Im Kolumba sind Werke aus dem Kunstbestand des Diozösanmuseums zu sehen, die im jährlichen Wechsel neu zusammen gestellt werden. Dabei liegt der Schwerpunkt auf christlicher Kunst, die jedoch in Kontext mit anderen spirituellen Werken gesetzt wird.
Die Sammlung reicht von der Spätantike bis in die Gegenwart: Von romanischer Skulptur bis zur Rauminstallation, von mittelalterlicher Tafelmalerei bis zum „Radical Painting“, vom gotischen Ziborium bis zum Gebrauchsgegenstand des 20. Jahrhunderts.
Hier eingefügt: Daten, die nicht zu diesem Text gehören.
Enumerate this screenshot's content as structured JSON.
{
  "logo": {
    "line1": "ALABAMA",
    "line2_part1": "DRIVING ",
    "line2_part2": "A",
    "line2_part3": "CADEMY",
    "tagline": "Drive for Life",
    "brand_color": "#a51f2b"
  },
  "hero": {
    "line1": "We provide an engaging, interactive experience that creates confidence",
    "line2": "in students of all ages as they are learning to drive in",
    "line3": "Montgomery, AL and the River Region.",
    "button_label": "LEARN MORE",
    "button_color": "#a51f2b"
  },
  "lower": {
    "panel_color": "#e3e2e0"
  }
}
Hauptsächlich werden hier Artefakte mit christlichem oder spirituellem Hintergrund ausgestellt.
Das von dem Schweizer Architekten Peter Zumthor gebaute Museum war am 14. September 2007 eröffnet worden. In den Neubau wurde die Ruine der ursprünglich romanischen Kirche St. Kolumba integriert, die 1945 schwer von Bomben getroffen und fast vollständig zerstört worden war. Nur eine Madonnenstatue blieb unversehrt. Um sie herum wurde eine Kapelle errichtet, die im heutigen Museum integriert ist.